You acknowledge and agree that the Plan is discretionary in nature and limited in duration, and may be amended, cancelled, or terminated by Motorola Solutions or a Subsidiary, in its sole discretion, at any time. The grant of awards under the Plan is a one-time benefit and does not create any contractual or other right to receive an award in the future or to future employment. Nor shall this or any such grant interfere with your right or the Company’s right to terminate such employment relationship at any time, with or without cause, to the extent permitted by applicable laws and any enforceable agreement between you and the Company. Future grants, if any, will be at the sole discretion of Motorola Solutions, including, but not limited to, the timing of any grant, the amount of the award, vesting provisions, and the exercise price.

 

4


No Relation to Other Benefits/Termination Indemnities 

Your acceptance of this award and participation under the Plan is voluntary. The value of your stock option awarded herein is an extraordinary item of compensation. Except as provided in the Employment Agreement, the stock option is not part of normal or expected compensation for purposes of calculating any severance, resignation, redundancy, end of service payments, bonuses, long-service awards, pension, or retirement benefits or similar payments, notwithstanding any provision of any compensation, insurance agreement or benefit plan to the contrary.

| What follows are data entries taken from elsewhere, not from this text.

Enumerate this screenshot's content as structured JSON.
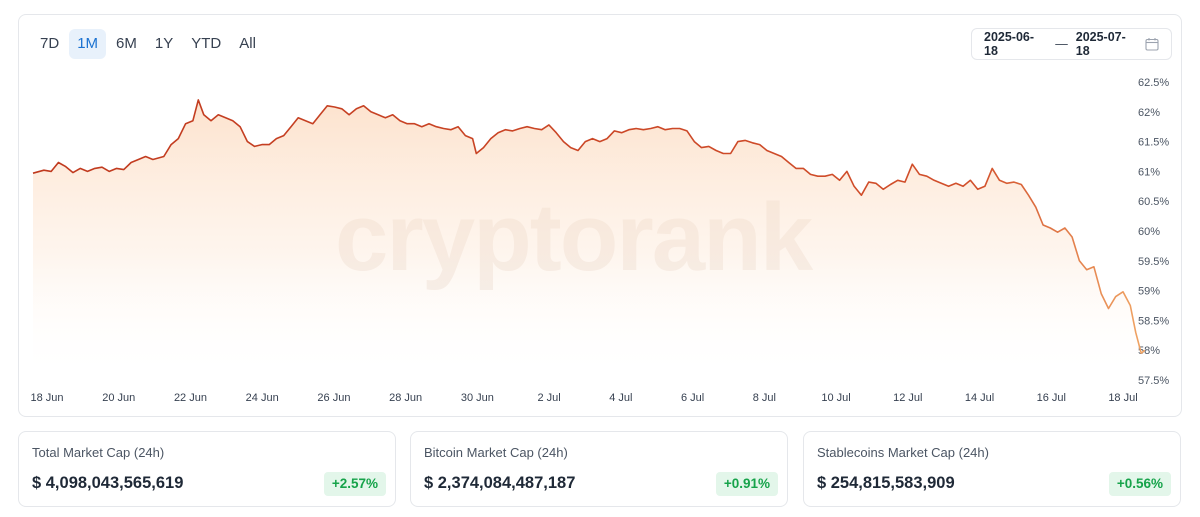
{
  "range_tabs": [
    {
      "label": "7D",
      "active": false
    },
    {
      "label": "1M",
      "active": true
    },
    {
      "label": "6M",
      "active": false
    },
    {
      "label": "1Y",
      "active": false
    },
    {
      "label": "YTD",
      "active": false
    },
    {
      "label": "All",
      "active": false
    }
  ],
  "date_range": {
    "start": "2025-06-18",
    "separator": "—",
    "end": "2025-07-18",
    "icon": "calendar-icon"
  },
  "watermark": "cryptorank",
  "colors": {
    "line_start": "#c0391e",
    "line_end": "#f0a565",
    "fill": "#fde9d8",
    "accent": "#1b72d1",
    "positive": "#16a34a"
  },
  "chart_data": {
    "type": "area",
    "title": "",
    "xlabel": "",
    "ylabel": "",
    "ylim": [
      57.5,
      62.5
    ],
    "y_ticks": [
      "62.5%",
      "62%",
      "61.5%",
      "61%",
      "60.5%",
      "60%",
      "59.5%",
      "59%",
      "58.5%",
      "58%",
      "57.5%"
    ],
    "x_ticks": [
      "18 Jun",
      "20 Jun",
      "22 Jun",
      "24 Jun",
      "26 Jun",
      "28 Jun",
      "30 Jun",
      "2 Jul",
      "4 Jul",
      "6 Jul",
      "8 Jul",
      "10 Jul",
      "12 Jul",
      "14 Jul",
      "16 Jul",
      "18 Jul"
    ],
    "x_range_days": [
      0,
      30
    ],
    "series": [
      {
        "points": [
          [
            0,
            60.97
          ],
          [
            0.3,
            61.02
          ],
          [
            0.5,
            61.0
          ],
          [
            0.7,
            61.15
          ],
          [
            0.9,
            61.08
          ],
          [
            1.1,
            60.98
          ],
          [
            1.3,
            61.05
          ],
          [
            1.5,
            61.0
          ],
          [
            1.7,
            61.05
          ],
          [
            1.9,
            61.07
          ],
          [
            2.1,
            61.0
          ],
          [
            2.3,
            61.05
          ],
          [
            2.5,
            61.03
          ],
          [
            2.7,
            61.15
          ],
          [
            2.9,
            61.2
          ],
          [
            3.1,
            61.25
          ],
          [
            3.3,
            61.2
          ],
          [
            3.6,
            61.25
          ],
          [
            3.8,
            61.45
          ],
          [
            4.0,
            61.55
          ],
          [
            4.2,
            61.8
          ],
          [
            4.4,
            61.85
          ],
          [
            4.55,
            62.2
          ],
          [
            4.7,
            61.95
          ],
          [
            4.9,
            61.85
          ],
          [
            5.1,
            61.95
          ],
          [
            5.3,
            61.9
          ],
          [
            5.5,
            61.85
          ],
          [
            5.7,
            61.75
          ],
          [
            5.9,
            61.5
          ],
          [
            6.1,
            61.42
          ],
          [
            6.3,
            61.45
          ],
          [
            6.5,
            61.45
          ],
          [
            6.7,
            61.55
          ],
          [
            6.9,
            61.6
          ],
          [
            7.1,
            61.75
          ],
          [
            7.3,
            61.9
          ],
          [
            7.5,
            61.85
          ],
          [
            7.7,
            61.8
          ],
          [
            7.9,
            61.95
          ],
          [
            8.1,
            62.1
          ],
          [
            8.3,
            62.08
          ],
          [
            8.5,
            62.05
          ],
          [
            8.7,
            61.95
          ],
          [
            8.9,
            62.05
          ],
          [
            9.1,
            62.1
          ],
          [
            9.3,
            62.0
          ],
          [
            9.5,
            61.95
          ],
          [
            9.7,
            61.9
          ],
          [
            9.9,
            61.95
          ],
          [
            10.1,
            61.85
          ],
          [
            10.3,
            61.8
          ],
          [
            10.5,
            61.8
          ],
          [
            10.7,
            61.75
          ],
          [
            10.9,
            61.8
          ],
          [
            11.1,
            61.75
          ],
          [
            11.3,
            61.72
          ],
          [
            11.5,
            61.7
          ],
          [
            11.7,
            61.75
          ],
          [
            11.9,
            61.6
          ],
          [
            12.1,
            61.55
          ],
          [
            12.2,
            61.3
          ],
          [
            12.4,
            61.4
          ],
          [
            12.6,
            61.55
          ],
          [
            12.8,
            61.65
          ],
          [
            13.0,
            61.7
          ],
          [
            13.2,
            61.68
          ],
          [
            13.4,
            61.72
          ],
          [
            13.6,
            61.75
          ],
          [
            13.8,
            61.72
          ],
          [
            14.0,
            61.7
          ],
          [
            14.2,
            61.78
          ],
          [
            14.4,
            61.65
          ],
          [
            14.6,
            61.5
          ],
          [
            14.8,
            61.4
          ],
          [
            15.0,
            61.35
          ],
          [
            15.2,
            61.5
          ],
          [
            15.4,
            61.55
          ],
          [
            15.6,
            61.5
          ],
          [
            15.8,
            61.55
          ],
          [
            16.0,
            61.68
          ],
          [
            16.2,
            61.65
          ],
          [
            16.4,
            61.7
          ],
          [
            16.6,
            61.72
          ],
          [
            16.8,
            61.7
          ],
          [
            17.0,
            61.72
          ],
          [
            17.2,
            61.75
          ],
          [
            17.4,
            61.7
          ],
          [
            17.6,
            61.72
          ],
          [
            17.8,
            61.72
          ],
          [
            18.0,
            61.68
          ],
          [
            18.2,
            61.5
          ],
          [
            18.4,
            61.4
          ],
          [
            18.6,
            61.42
          ],
          [
            18.8,
            61.35
          ],
          [
            19.0,
            61.3
          ],
          [
            19.2,
            61.3
          ],
          [
            19.4,
            61.5
          ],
          [
            19.6,
            61.52
          ],
          [
            19.8,
            61.48
          ],
          [
            20.0,
            61.45
          ],
          [
            20.2,
            61.35
          ],
          [
            20.4,
            61.3
          ],
          [
            20.6,
            61.25
          ],
          [
            20.8,
            61.15
          ],
          [
            21.0,
            61.05
          ],
          [
            21.2,
            61.05
          ],
          [
            21.4,
            60.95
          ],
          [
            21.6,
            60.92
          ],
          [
            21.8,
            60.92
          ],
          [
            22.0,
            60.95
          ],
          [
            22.2,
            60.85
          ],
          [
            22.4,
            61.0
          ],
          [
            22.6,
            60.75
          ],
          [
            22.8,
            60.6
          ],
          [
            23.0,
            60.82
          ],
          [
            23.2,
            60.8
          ],
          [
            23.4,
            60.7
          ],
          [
            23.6,
            60.78
          ],
          [
            23.8,
            60.85
          ],
          [
            24.0,
            60.82
          ],
          [
            24.2,
            61.12
          ],
          [
            24.4,
            60.95
          ],
          [
            24.6,
            60.92
          ],
          [
            24.8,
            60.85
          ],
          [
            25.0,
            60.8
          ],
          [
            25.2,
            60.75
          ],
          [
            25.4,
            60.8
          ],
          [
            25.6,
            60.75
          ],
          [
            25.8,
            60.85
          ],
          [
            26.0,
            60.7
          ],
          [
            26.2,
            60.75
          ],
          [
            26.4,
            61.05
          ],
          [
            26.6,
            60.85
          ],
          [
            26.8,
            60.8
          ],
          [
            27.0,
            60.82
          ],
          [
            27.2,
            60.78
          ],
          [
            27.4,
            60.6
          ],
          [
            27.6,
            60.4
          ],
          [
            27.8,
            60.1
          ],
          [
            28.0,
            60.05
          ],
          [
            28.2,
            59.98
          ],
          [
            28.4,
            60.05
          ],
          [
            28.6,
            59.9
          ],
          [
            28.8,
            59.5
          ],
          [
            29.0,
            59.35
          ],
          [
            29.2,
            59.4
          ],
          [
            29.4,
            58.95
          ],
          [
            29.6,
            58.7
          ],
          [
            29.8,
            58.9
          ],
          [
            30.0,
            58.98
          ],
          [
            30.2,
            58.75
          ],
          [
            30.35,
            58.3
          ],
          [
            30.5,
            57.95
          ],
          [
            30.6,
            58.0
          ]
        ]
      }
    ],
    "grid": false,
    "legend": "none"
  },
  "stats": [
    {
      "label": "Total Market Cap (24h)",
      "value": "$ 4,098,043,565,619",
      "change": "+2.57%"
    },
    {
      "label": "Bitcoin Market Cap (24h)",
      "value": "$ 2,374,084,487,187",
      "change": "+0.91%"
    },
    {
      "label": "Stablecoins Market Cap (24h)",
      "value": "$ 254,815,583,909",
      "change": "+0.56%"
    }
  ]
}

Substitute Stock Appreciation Right

Subject to compliance with Section 409A of the Code, Motorola Solutions reserves the right to substitute a Stock Appreciation Right for your Option in the event certain changes are made in the accounting treatment of stock options. Any substitute Stock Appreciation Right shall be applicable to the same number of shares of Common Stock as your Option and shall have the same Date of Expiration, Exercise Price, and other terms and conditions. Any substitute Stock Appreciation Right may be settled only in shares of Common Stock.

Acceptance of Terms and Conditions

By accepting the Options, you agree to be bound by these terms and conditions, the Plan and the Stock Option Consideration Agreement.

Other Information about Your Options and the Plan

You can find other information about options and the Plan on the Motorola Solutions website [http://                    ]. If you do not have access to the website, please contact Motorola Solutions Global Rewards, 1303 E. Algonquin Road, Schaumburg, IL 60196 USA;             ; 847 ###-###-####; for an order form to request Plan documents.